Friday, April 16, 2010

The Slamming Salmon


I’m a big Broken Lizard apologist. America doesn’t have a great record with comedy troupes. Beyond those annoying collectives that come along every couple of years at first seem so refreshing until they become so ubiquitous that everything that made them fresh and funny now seems like a dead dried husk.

By sticking to their own projects Broken Lizard has mostly avoided this problem. Although they do have the equally pressing issue that no one, save myself and a few dedicated apologists seem to find them very funny. After their out of know where film Super Troopers became a hit. It looked as though Broken Lizard had it made. But then their follow up Club Dread flopped hard and the hilarious Beerfest under performed. Now The Slamming Salmon limps to a DTV release, and for the first time I’m uneasily able to see why.

Like I’ve said I really like all The Broken Lizard films to one extent or another. Hell I even find a lot to like in Club Dread. Any movie that features a life sized Pac Man maze and Bill Paxton as the embittered song writer forever cursing Jimmy Buffet for stealing the thunder of his near hit, “Pina Coladaberg” is okay by me.

The problem with The Slamming Salmon isn’t that its not funny, its that its not funny enough. While the other Broken Lizard films build up such a head of steam that they can easily pass over a few clunker jokes, The Slamming Salmon never builds enough comic momentum to overcome its problems.

It has a pretty killer set up, set in a Miami restaurant, whose owner a former heavy weight champion offers a reward of 10,000 dollars to his number one seller, and a beating to the low man on the totem pole.

Michael Clarke Duncan, playing the owner, reveals a heretofore unknown comedic talent. His Salmon is a great creation, a violent, spoiled, nearly retarded creature of pure id who hasn’t met someone with the balls to tell him no for a very long time. His lines have a kind of absurdist poetry to them from, “Are You Lampooning Me Meat Drapes?” to him forcing his guests translator to repeat everything he says verbatim, but with an accent.

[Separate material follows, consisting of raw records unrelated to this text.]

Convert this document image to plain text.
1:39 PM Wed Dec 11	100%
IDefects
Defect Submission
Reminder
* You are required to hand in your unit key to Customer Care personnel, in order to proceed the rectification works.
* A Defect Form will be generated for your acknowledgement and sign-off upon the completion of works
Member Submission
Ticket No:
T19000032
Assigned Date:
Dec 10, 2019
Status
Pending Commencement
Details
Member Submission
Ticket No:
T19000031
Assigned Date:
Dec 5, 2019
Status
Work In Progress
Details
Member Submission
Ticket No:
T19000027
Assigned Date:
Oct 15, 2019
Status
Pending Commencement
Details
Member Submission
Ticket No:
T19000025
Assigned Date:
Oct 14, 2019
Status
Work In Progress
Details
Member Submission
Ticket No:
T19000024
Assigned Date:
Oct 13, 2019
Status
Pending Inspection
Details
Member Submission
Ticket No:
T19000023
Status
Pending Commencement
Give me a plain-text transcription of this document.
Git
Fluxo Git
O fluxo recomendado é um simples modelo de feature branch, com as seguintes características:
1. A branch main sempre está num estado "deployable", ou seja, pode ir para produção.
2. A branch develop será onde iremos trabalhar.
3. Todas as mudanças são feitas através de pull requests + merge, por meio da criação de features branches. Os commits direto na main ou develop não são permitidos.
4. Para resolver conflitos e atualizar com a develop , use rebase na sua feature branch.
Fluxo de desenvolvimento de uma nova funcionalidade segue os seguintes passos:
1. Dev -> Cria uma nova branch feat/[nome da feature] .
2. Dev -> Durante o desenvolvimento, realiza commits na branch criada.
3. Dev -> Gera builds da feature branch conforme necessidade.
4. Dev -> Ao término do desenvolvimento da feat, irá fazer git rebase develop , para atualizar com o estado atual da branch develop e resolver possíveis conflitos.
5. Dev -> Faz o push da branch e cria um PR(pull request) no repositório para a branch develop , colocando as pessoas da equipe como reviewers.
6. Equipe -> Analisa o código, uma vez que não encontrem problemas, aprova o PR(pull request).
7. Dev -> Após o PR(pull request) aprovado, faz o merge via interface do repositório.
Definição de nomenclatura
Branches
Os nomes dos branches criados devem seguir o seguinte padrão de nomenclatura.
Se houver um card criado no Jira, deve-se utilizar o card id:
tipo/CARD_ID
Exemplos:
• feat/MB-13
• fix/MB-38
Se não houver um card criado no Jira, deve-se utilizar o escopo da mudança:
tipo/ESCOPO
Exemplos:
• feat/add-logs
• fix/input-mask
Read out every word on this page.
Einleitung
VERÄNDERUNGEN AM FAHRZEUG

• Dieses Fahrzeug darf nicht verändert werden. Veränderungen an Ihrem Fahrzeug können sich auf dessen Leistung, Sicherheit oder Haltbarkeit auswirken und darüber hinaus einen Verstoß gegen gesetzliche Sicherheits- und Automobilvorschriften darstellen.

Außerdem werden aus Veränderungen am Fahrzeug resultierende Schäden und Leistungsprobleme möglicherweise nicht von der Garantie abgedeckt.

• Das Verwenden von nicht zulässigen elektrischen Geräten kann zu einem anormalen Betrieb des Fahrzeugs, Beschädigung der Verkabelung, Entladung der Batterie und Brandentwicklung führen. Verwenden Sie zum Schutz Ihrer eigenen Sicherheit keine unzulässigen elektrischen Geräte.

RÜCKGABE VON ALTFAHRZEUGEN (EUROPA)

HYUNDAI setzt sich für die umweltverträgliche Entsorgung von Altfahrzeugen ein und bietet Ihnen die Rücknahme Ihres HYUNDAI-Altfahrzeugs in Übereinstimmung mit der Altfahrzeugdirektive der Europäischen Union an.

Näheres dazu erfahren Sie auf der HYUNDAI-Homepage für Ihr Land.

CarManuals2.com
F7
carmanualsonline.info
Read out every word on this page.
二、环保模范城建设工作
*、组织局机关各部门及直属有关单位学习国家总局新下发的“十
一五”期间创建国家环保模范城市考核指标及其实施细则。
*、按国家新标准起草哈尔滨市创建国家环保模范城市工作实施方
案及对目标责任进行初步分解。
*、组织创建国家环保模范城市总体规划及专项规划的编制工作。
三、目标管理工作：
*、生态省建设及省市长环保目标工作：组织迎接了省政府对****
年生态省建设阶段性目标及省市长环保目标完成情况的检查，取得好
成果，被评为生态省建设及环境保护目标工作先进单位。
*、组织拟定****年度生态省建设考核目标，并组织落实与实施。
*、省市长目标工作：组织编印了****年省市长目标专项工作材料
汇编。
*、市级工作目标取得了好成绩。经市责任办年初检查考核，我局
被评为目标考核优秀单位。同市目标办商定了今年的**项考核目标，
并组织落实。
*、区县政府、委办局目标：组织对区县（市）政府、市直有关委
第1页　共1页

The problem is that few of the other cast members are playing to their strengths. One of the great things about Broken Lizard as a troupe is that they don’t assign character roles. The nutcase in one movie can be the leading man in the next, before he becomes the goofball and then plays the straightman. But this is the first time this really plays against them. Take Kevin Hefferman who also directed the film, though his role in Super Troopers as the sociopathic Farva in Super Troopers is say very different from his one in Beerfest as the walking pile of excess Landfill, both play to Hefferman’s comic strengths, odd intensity, single minded drive, and an almost pathetic desire to be liked. He plays the straightman in The Slamming Salmon, and really none of these skills are used. While Chandraseker and Eric Stolhanske where both able to make the straightman a figure of bruised dignity, Hefferman just provides a place holder for people to be mean to. We just don’t care that much. A fact the movie seems frantically aware of.

As the film progresses, it tries throwing subplot after subplot at the wall with mounting dismay, moving onto others before it has resolved virtually any. Will the former TV star and would be ballerina rekindle their romance? Well the movie figures that you don’t give a damn so it never gets around to answering that question. Will the former TV star, be able to schmooze his former producer? Played mystifyingly by Lance Henrikson looking like he’s finally crawled out of his Pumpkinhead grave. I dunno neither does the movie. Each unresolved subplot is a little speed bump, absolutely killing any sense of pacing the movie might have had.

The Slamming Salmon isn't a complete waste of time. Any movie that features Jay Chandraseker waiting on a table of cats and Michael Clarke Duncan’s profane emasculating wedding toast is not without its chuckles. The problem is even in its funniest moments, it still doesn't feel like enough.

2 comments:

Unknown said...

I felt that Jay Chandraseker and Michael Clarke Duncan were the best things about this film. As you point out, great set-up and the characters were funny enough but the script, I felt, was lacking. Not enough laughs, for my taste.

I will say that I love, LOVE SUPER TROOPERS and hope that they get around to making a sequel as they keep threatening to in interviews. That film I never get tired of and is still their best effort by far.

Bryce Wilson said...

One can only hope. I'd love to see Brian Cox back.